Document - China: The Olympics countdown – broken promises: Update

Amnesty International

Synthèse destinée aux médias


Index AI : ASA 17/090/2008
ÉFAI


Embargo : Mardi 29 juillet, 5 heures, heure de Hong Kong (lundi 28 juillet, 21 heures TU)


République populaire de Chine

Compte à rebours avant les Jeux olympiques – les promesses non tenues - Mise à jour


Depuis que le rapport Compte à rebours avant les Jeux olympiques – les promesses non tenues (index AI : ASA 17/089/2008) a été mis sous presse, en juillet 2008, diverses informations sont parvenues à Amnesty International, précisant ou actualisant certains points.


[Voir le rapport, p. 12] Le militant pour les droits au logement Ye Guozhu devait être libéré de prison le 26 juillet 2008. Il restera cependant en détention jusqu'à la fin des Jeux olympiques et paralympiques de Pékin. La famille de Ye Guozhu dit avoir reçu un appel téléphonique de la prison de Chaobai, le 22 juillet, lui demandant de ne pas venir chercher le prisonnier le 26, date à laquelle il devait initialement être libéré. L'administration de la prison a expliqué que la police du district de Xuanwu, un quartier de Pékin, l'avait emmené. La police du district de Xuanwu a expliqué un peu plus tard que, pour le bien des proches de Ye Guozhu et pour éviter qu'ils n'aient des ennuis pendant les Jeux, elle veillerait sur lui mais qu'elle ne l'autoriserait pas à rentrer chez lui avant le 1er octobre 2008. La police a envoyé le 26 juillet à la famille de Ye Guozhu une notification officielle de placement en détention, expliquant que le prisonnier, qui était soupçonné d'avoir « ameuté la foule dans le but de troubler l'ordre dans un lieu public », était retenu au centre de détention de la police du district de Xuanwu. Amnesty International déplore la prolongation de sa détention et continue de demander sa libération immédiate et inconditionnelle.

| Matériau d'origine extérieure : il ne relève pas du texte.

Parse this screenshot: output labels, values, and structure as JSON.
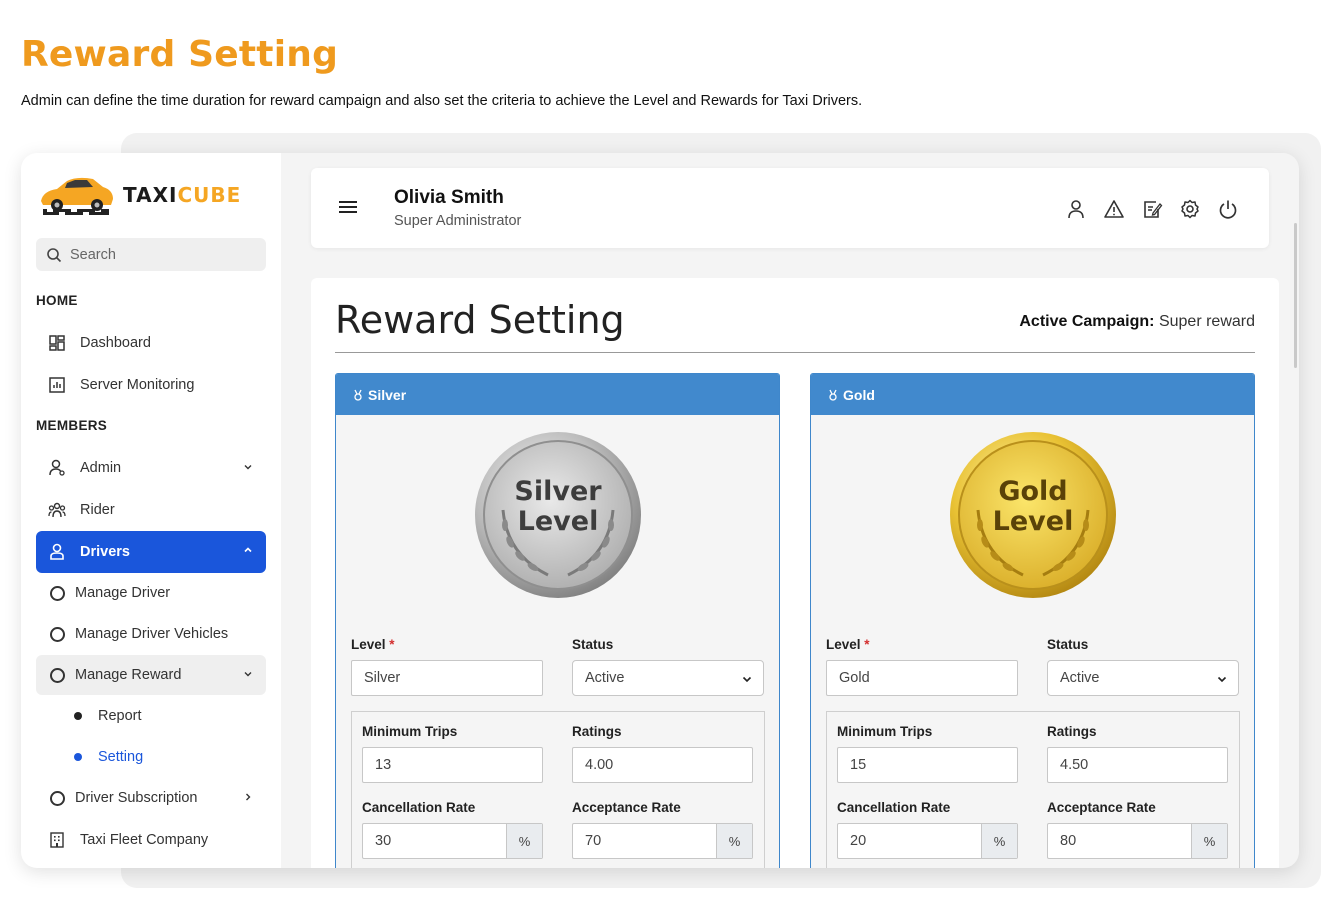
{
  "intro": {
    "title": "Reward Setting",
    "subtitle": "Admin can define the time duration for reward campaign and also set the criteria to achieve the Level and Rewards for Taxi Drivers."
  },
  "brand": {
    "name_dark": "TAXI",
    "name_accent": "CUBE",
    "accent_color": "#f5a623"
  },
  "search": {
    "placeholder": "Search"
  },
  "sidebar": {
    "sections": {
      "home": "HOME",
      "members": "MEMBERS"
    },
    "items": {
      "dashboard": "Dashboard",
      "server_monitoring": "Server Monitoring",
      "admin": "Admin",
      "rider": "Rider",
      "drivers": "Drivers",
      "manage_driver": "Manage Driver",
      "manage_driver_vehicles": "Manage Driver Vehicles",
      "manage_reward": "Manage Reward",
      "report": "Report",
      "setting": "Setting",
      "driver_subscription": "Driver Subscription",
      "taxi_fleet_company": "Taxi Fleet Company"
    },
    "active_color": "#1a56db"
  },
  "header": {
    "user_name": "Olivia Smith",
    "user_role": "Super Administrator",
    "icons": [
      "user-icon",
      "warning-icon",
      "edit-note-icon",
      "settings-icon",
      "power-icon"
    ]
  },
  "main": {
    "title": "Reward Setting",
    "campaign_label": "Active Campaign:",
    "campaign_value": "Super reward",
    "labels": {
      "level": "Level",
      "required": "*",
      "status": "Status",
      "minimum_trips": "Minimum Trips",
      "ratings": "Ratings",
      "cancellation_rate": "Cancellation Rate",
      "acceptance_rate": "Acceptance Rate",
      "percent": "%"
    },
    "panels": [
      {
        "title": "Silver",
        "medal_line1": "Silver",
        "medal_line2": "Level",
        "level": "Silver",
        "status": "Active",
        "minimum_trips": "13",
        "ratings": "4.00",
        "cancellation_rate": "30",
        "acceptance_rate": "70"
      },
      {
        "title": "Gold",
        "medal_line1": "Gold",
        "medal_line2": "Level",
        "level": "Gold",
        "status": "Active",
        "minimum_trips": "15",
        "ratings": "4.50",
        "cancellation_rate": "20",
        "acceptance_rate": "80"
      }
    ],
    "header_color": "#4189cd"
  }
}
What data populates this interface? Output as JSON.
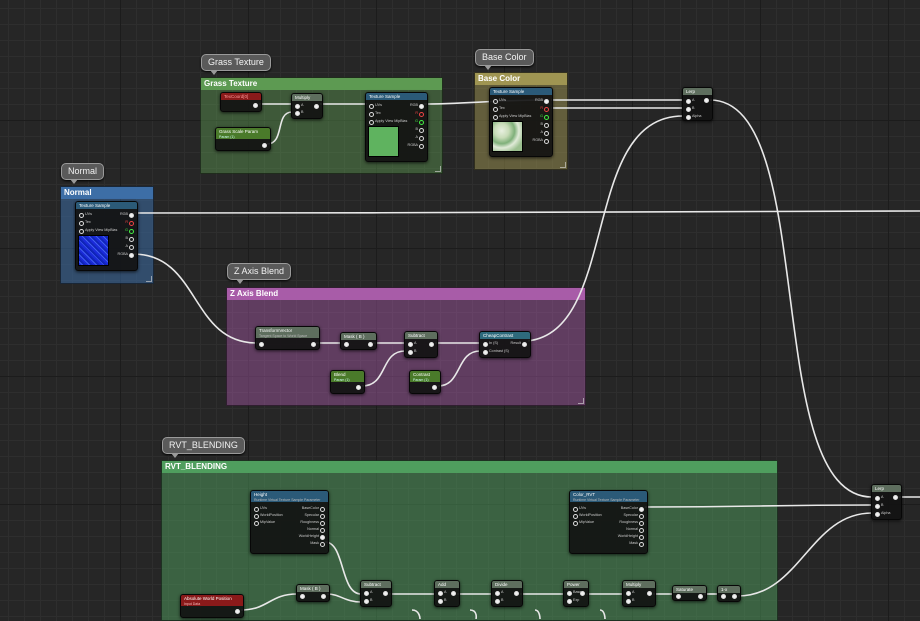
{
  "comments": {
    "grass": {
      "bubble": "Grass Texture",
      "title": "Grass Texture",
      "color": "#5d9a52"
    },
    "base": {
      "bubble": "Base Color",
      "title": "Base Color",
      "color": "#9f9552"
    },
    "normal": {
      "bubble": "Normal",
      "title": "Normal",
      "color": "#3d6ea6"
    },
    "zaxis": {
      "bubble": "Z Axis Blend",
      "title": "Z Axis Blend",
      "color": "#a85ca8"
    },
    "rvt": {
      "bubble": "RVT_BLENDING",
      "title": "RVT_BLENDING",
      "color": "#4f9e5e"
    }
  },
  "nodes": {
    "texcoord": {
      "title": "TexCoord[0]"
    },
    "multiply1": {
      "title": "Multiply",
      "a": "A",
      "b": "B"
    },
    "grass_scale": {
      "title": "Grass Scale Param",
      "sub": "Param (1)"
    },
    "ts_grass": {
      "title": "Texture Sample",
      "inputs": [
        "UVs",
        "Tex",
        "Apply View MipBias"
      ],
      "outputs": [
        "RGB",
        "R",
        "G",
        "B",
        "A",
        "RGBA"
      ]
    },
    "ts_base": {
      "title": "Texture Sample",
      "inputs": [
        "UVs",
        "Tex",
        "Apply View MipBias"
      ],
      "outputs": [
        "RGB",
        "R",
        "G",
        "B",
        "A",
        "RGBA"
      ]
    },
    "ts_normal": {
      "title": "Texture Sample",
      "inputs": [
        "UVs",
        "Tex",
        "Apply View MipBias"
      ],
      "outputs": [
        "RGB",
        "R",
        "G",
        "B",
        "A",
        "RGBA"
      ]
    },
    "lerp1": {
      "title": "Lerp",
      "inputs": [
        "A",
        "B",
        "Alpha"
      ]
    },
    "lerp2": {
      "title": "Lerp",
      "inputs": [
        "A",
        "B",
        "Alpha"
      ]
    },
    "transform": {
      "title": "TransformVector",
      "sub": "Tangent Space to World Space"
    },
    "mask_b": {
      "title": "Mask ( B )"
    },
    "subtract1": {
      "title": "Subtract",
      "a": "A",
      "b": "B"
    },
    "cheap_contrast": {
      "title": "CheapContrast",
      "in1": "In (S)",
      "in2": "Contrast (S)",
      "out": "Result"
    },
    "blend": {
      "title": "Blend",
      "sub": "Param (1)"
    },
    "contrast": {
      "title": "Contrast",
      "sub": "Param (1)"
    },
    "height": {
      "title": "Height",
      "sub": "Runtime Virtual Texture Sample Parameter",
      "inputs": [
        "UVs",
        "WorldPosition",
        "MipValue"
      ],
      "outputs": [
        "BaseColor",
        "Specular",
        "Roughness",
        "Normal",
        "WorldHeight",
        "Mask"
      ]
    },
    "color_rvt": {
      "title": "Color_RVT",
      "sub": "Runtime Virtual Texture Sample Parameter",
      "inputs": [
        "UVs",
        "WorldPosition",
        "MipValue"
      ],
      "outputs": [
        "BaseColor",
        "Specular",
        "Roughness",
        "Normal",
        "WorldHeight",
        "Mask"
      ]
    },
    "abs_world": {
      "title": "Absolute World Position",
      "sub": "Input Data"
    },
    "mask_b2": {
      "title": "Mask ( B )"
    },
    "subtract2": {
      "title": "Subtract",
      "a": "A",
      "b": "B"
    },
    "add": {
      "title": "Add",
      "a": "A",
      "b": "B"
    },
    "divide": {
      "title": "Divide",
      "a": "A",
      "b": "B"
    },
    "power": {
      "title": "Power",
      "a": "Base",
      "b": "Exp"
    },
    "multiply2": {
      "title": "Multiply",
      "a": "A",
      "b": "B"
    },
    "saturate": {
      "title": "Saturate"
    },
    "oneminus": {
      "title": "1-x"
    }
  },
  "colors": {
    "param": "#4a7a2a",
    "texture": "#2b5a78",
    "math": "#5e6e5e",
    "function": "#2e6a7c",
    "world": "#8a1a1a"
  }
}
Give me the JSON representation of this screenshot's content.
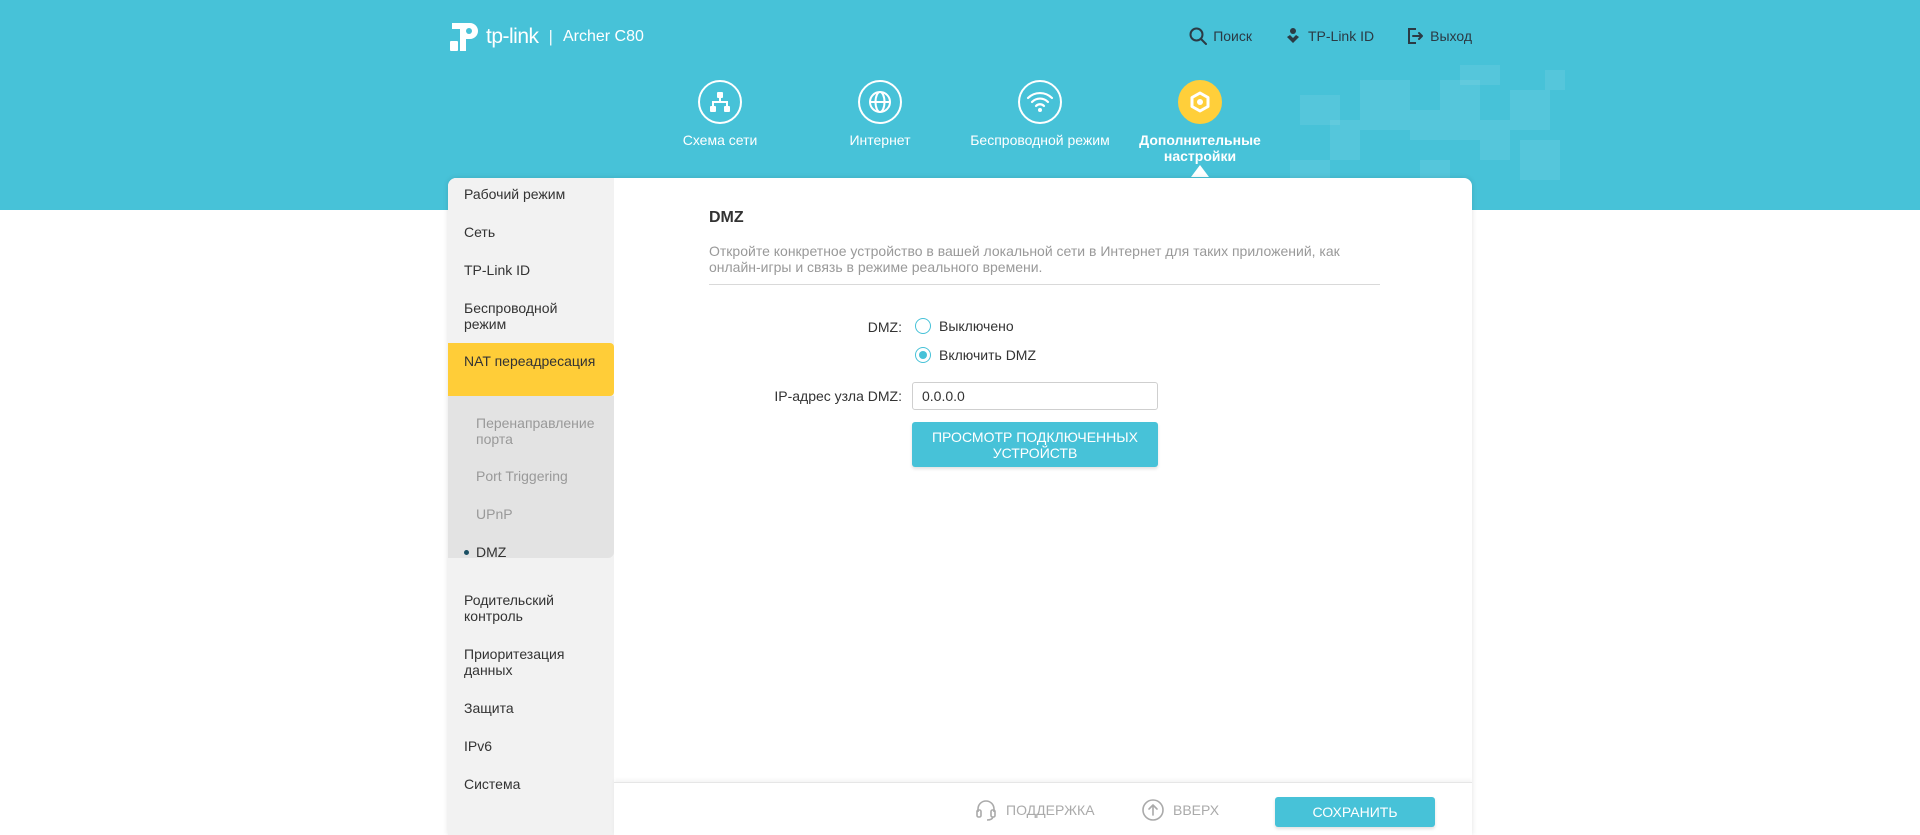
{
  "header": {
    "brand": "tp-link",
    "separator": "|",
    "model": "Archer C80",
    "actions": [
      {
        "label": "Поиск",
        "icon": "search-icon"
      },
      {
        "label": "TP-Link ID",
        "icon": "tplink-id-icon"
      },
      {
        "label": "Выход",
        "icon": "logout-icon"
      }
    ]
  },
  "nav": {
    "tabs": [
      {
        "label": "Схема сети",
        "icon": "network-map-icon"
      },
      {
        "label": "Интернет",
        "icon": "globe-icon"
      },
      {
        "label": "Беспроводной режим",
        "icon": "wifi-icon"
      },
      {
        "label": "Дополнительные настройки",
        "icon": "gear-icon",
        "active": true
      }
    ]
  },
  "sidebar": {
    "items": [
      {
        "label": "Рабочий режим"
      },
      {
        "label": "Сеть"
      },
      {
        "label": "TP-Link ID"
      },
      {
        "label": "Беспроводной режим"
      },
      {
        "label": "NAT переадресация",
        "active": true
      },
      {
        "label": "Родительский контроль"
      },
      {
        "label": "Приоритезация данных"
      },
      {
        "label": "Защита"
      },
      {
        "label": "IPv6"
      },
      {
        "label": "Система"
      }
    ],
    "sub_items": [
      {
        "label": "Перенаправление порта"
      },
      {
        "label": "Port Triggering"
      },
      {
        "label": "UPnP"
      },
      {
        "label": "DMZ",
        "active": true
      }
    ]
  },
  "main": {
    "title": "DMZ",
    "description": "Откройте конкретное устройство в вашей локальной сети в Интернет для таких приложений, как онлайн-игры и связь в режиме реального времени.",
    "dmz_label": "DMZ:",
    "options": [
      {
        "label": "Выключено",
        "checked": false
      },
      {
        "label": "Включить DMZ",
        "checked": true
      }
    ],
    "ip_label": "IP-адрес узла DMZ:",
    "ip_value": "0.0.0.0",
    "view_button": "ПРОСМОТР ПОДКЛЮЧЕННЫХ УСТРОЙСТВ"
  },
  "footer": {
    "support": "ПОДДЕРЖКА",
    "top": "ВВЕРХ",
    "save": "СОХРАНИТЬ"
  },
  "colors": {
    "accent": "#47c2d8",
    "active": "#ffcd38"
  }
}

[Voir le rapport p. 17-18] Dans une lettre adressée à Amnesty International en date du 23 juillet 2008, le CIO a apporté, à la demande de l'organisation, certaines précisions concernant les restrictions imposées à la liberté d'expression par la règle 51.3 de la Charte olympique. Le CIO indiquait que ces restrictions s'appliquaient également aux installations non sportives, comme le village olympique et le centre de presse principal, réservé aux journalistes officiellement accrédités par les organisateurs des Jeux. Le CIO ajoutait que chacun était « libre de faire part de ses opinions dans le cadre d'interviews accordées dans le centre de presse olympique et dans le centre de radio-télédiffusion, ou dans les zones mixtes ».


Amnesty International avait également émis des réserves quant au paragraphe 4 de la Ligne directrice du CIO sur l'interprétation de la règle 51.3 de la Charte olympique, où l'on peut lire que la conduite des participants « doit se conformer aux lois en vigueur dans le pays hôte ». Étant donné que les restrictions qui pèsent actuellement sur la liberté d'expression en Chine, aussi bien dans les textes que dans la pratique, ne sont pas conformes aux normes internationales relatives aux droits humains, Amnesty International estimait que cette condition était nécessairement incompatible avec ce qui était dit au premier paragraphe, à savoir que « les participants peuvent bien entendu exprimer leurs opinions ». Amnesty International avait en outre relevé que les règles édictées par le Comité organisateur des JO de Beijing (Pékin) – BOCOG – lui-même à l'intention des personnes se rendant aux Jeux olympiques imposaient des restrictions qui allaient bien au-delà de celles que prévoyait la règle 51.3 de la Charte olympique.


Dans son courrier du 23 juillet, le CIO a indiqué qu'il a demandé au BOCOG de fournir le plus rapidement possible une traduction en anglais de ses lignes directrices, sans toutefois préciser s'il a évoqué plus largement la question du respect des droits humains avec les autorités chinoises. Cette lettre expliquait par ailleurs que le CIO conseille toujours aux athlètes et aux invités de se conformer aux lois du pays d'accueil, qu'ils les approuvent ou non, et que le CIO n'est pas en mesure de contraindre une nation souveraine à changer ses lois.